Hi,
I have a question regarding a translation in odds ratio curve OR(x). More specifically, let's say we have an OR(x) which we get using logistic regression. We look at the interval bounded with 25% and 75% percentiles of the variable X and denote the value of interval with X25-75. For further interpretation of the odds ratio we want to have OR(X25-75) = 1, however in our case we get X50 = 1.02. So my question is: how do we translate the odds ratio curve to get the OR(X25-75) = 1? In other words: How do we get the OR estimates for different percentile intervals?
See for example table 4 from this paper or table 2 from this paper.
Thanks!
I think in the table 2 of the 2nd paper they SET their risk as baseline, so it is artificially 1. And you calculate OR for other percentile relatively to your value in X25-75 interval. Of course X50 may be different from 1 - since X50 is not X25-75.
Yes, I also think they SET it. But I don't understand what is the correct way to estimate the OR for an interval, because the OR curve gives you values for each point (percentile). So do you think it would be correct if you take an average of 1000 (or more) values from 25 to 75 percentile to get an estimate for the interval 25-75? Let's say you do that and you get 1.05. Then you SET the OR for this interval to 1 (by dividing it with 1.05). So according to this SET baseline you need to translate the other intervals too. I would divide all of the intervals that I am interested in (for ex. 0-1, 1-10, 10-25, 25-75, 75-99, 99-100) with 1.05. Do you think this is the case or I am missing the point here? Thanks! :)
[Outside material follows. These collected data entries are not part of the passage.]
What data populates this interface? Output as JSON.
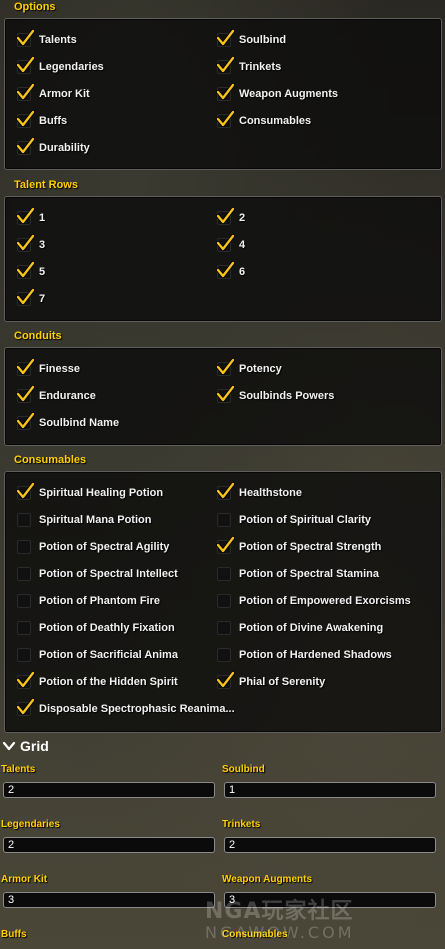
{
  "sections": {
    "options": {
      "title": "Options",
      "items": [
        {
          "label": "Talents",
          "checked": true
        },
        {
          "label": "Soulbind",
          "checked": true
        },
        {
          "label": "Legendaries",
          "checked": true
        },
        {
          "label": "Trinkets",
          "checked": true
        },
        {
          "label": "Armor Kit",
          "checked": true
        },
        {
          "label": "Weapon Augments",
          "checked": true
        },
        {
          "label": "Buffs",
          "checked": true
        },
        {
          "label": "Consumables",
          "checked": true
        },
        {
          "label": "Durability",
          "checked": true
        }
      ]
    },
    "talent_rows": {
      "title": "Talent Rows",
      "items": [
        {
          "label": "1",
          "checked": true
        },
        {
          "label": "2",
          "checked": true
        },
        {
          "label": "3",
          "checked": true
        },
        {
          "label": "4",
          "checked": true
        },
        {
          "label": "5",
          "checked": true
        },
        {
          "label": "6",
          "checked": true
        },
        {
          "label": "7",
          "checked": true
        }
      ]
    },
    "conduits": {
      "title": "Conduits",
      "items": [
        {
          "label": "Finesse",
          "checked": true
        },
        {
          "label": "Potency",
          "checked": true
        },
        {
          "label": "Endurance",
          "checked": true
        },
        {
          "label": "Soulbinds Powers",
          "checked": true
        },
        {
          "label": "Soulbind Name",
          "checked": true
        }
      ]
    },
    "consumables": {
      "title": "Consumables",
      "items": [
        {
          "label": "Spiritual Healing Potion",
          "checked": true
        },
        {
          "label": "Healthstone",
          "checked": true
        },
        {
          "label": "Spiritual Mana Potion",
          "checked": false
        },
        {
          "label": "Potion of Spiritual Clarity",
          "checked": false
        },
        {
          "label": "Potion of Spectral Agility",
          "checked": false
        },
        {
          "label": "Potion of Spectral Strength",
          "checked": true
        },
        {
          "label": "Potion of Spectral Intellect",
          "checked": false
        },
        {
          "label": "Potion of Spectral Stamina",
          "checked": false
        },
        {
          "label": "Potion of Phantom Fire",
          "checked": false
        },
        {
          "label": "Potion of Empowered Exorcisms",
          "checked": false
        },
        {
          "label": "Potion of Deathly Fixation",
          "checked": false
        },
        {
          "label": "Potion of Divine Awakening",
          "checked": false
        },
        {
          "label": "Potion of Sacrificial Anima",
          "checked": false
        },
        {
          "label": "Potion of Hardened Shadows",
          "checked": false
        },
        {
          "label": "Potion of the Hidden Spirit",
          "checked": true
        },
        {
          "label": "Phial of Serenity",
          "checked": true
        },
        {
          "label": "Disposable Spectrophasic Reanima...",
          "checked": true
        }
      ]
    }
  },
  "grid": {
    "header_label": "Grid",
    "expanded": true,
    "fields": [
      {
        "label": "Talents",
        "value": "2"
      },
      {
        "label": "Soulbind",
        "value": "1"
      },
      {
        "label": "Legendaries",
        "value": "2"
      },
      {
        "label": "Trinkets",
        "value": "2"
      },
      {
        "label": "Armor Kit",
        "value": "3"
      },
      {
        "label": "Weapon Augments",
        "value": "3"
      },
      {
        "label": "Buffs",
        "value": ""
      },
      {
        "label": "Consumables",
        "value": ""
      }
    ]
  },
  "watermark": {
    "line1": "NGA玩家社区",
    "line2": "NGAWOW.COM"
  },
  "colors": {
    "header_gold": "#ffd100",
    "check_gold": "#f6c21c",
    "panel_bg": "#0a0a0a"
  }
}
I guess you can not simply divide with 1.05. Look, you have 2 cohort of individuals (Control - Test). And you have percentiles. For e.g. percentile 0-1 and 25-75 you may create this table https://en.wikipedia.org/wiki/Odds_ratio , first table. Exposed is 0-1, non exposed is 25-75. I think that's how it is done, even if I am not an expert in such studies (so if smb thinks I wrote bullshit please tell me why)
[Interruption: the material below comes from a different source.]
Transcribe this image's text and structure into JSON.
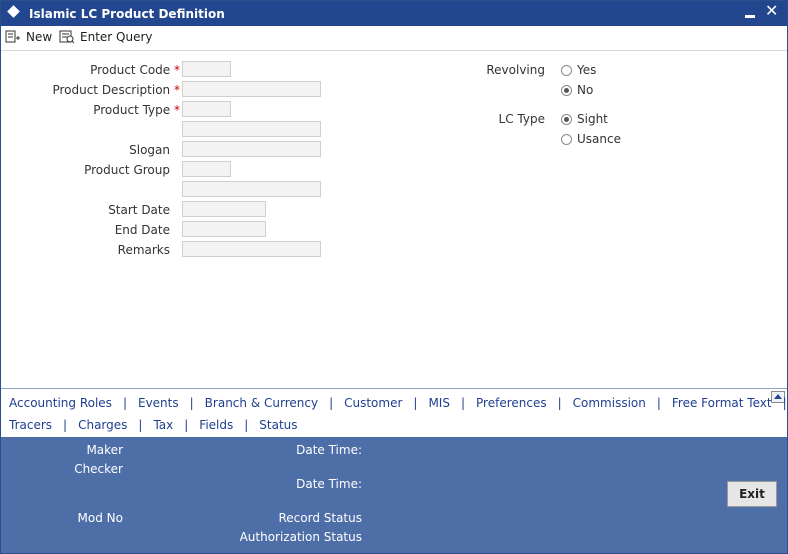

Hmm.. I don't think that is a solution, but I could be wrong... I already have an Odds ratio curve which I got using logistic regression so the only question here is the interpretation/translation of OR values for specific percentiles to the OR values for intervals between percentiles (with additional baseline setting)..
I am afraid that the division will break your confidence intervals =) you can also do this, https://en.wikipedia.org/wiki/Ordered_logit , treating quantiles as ordered groups
My 'train' set has two classes: 'case' vs 'control' so I don't know how would I do that with my data, but thanks for the idea. :)
Ordering is performed according to the percentiles, not according to the binary category
I talked with the author of one of the papers and the idea you suggested was actually the correct method to do that! Just wanted to let you know that you were right ;) thanks again!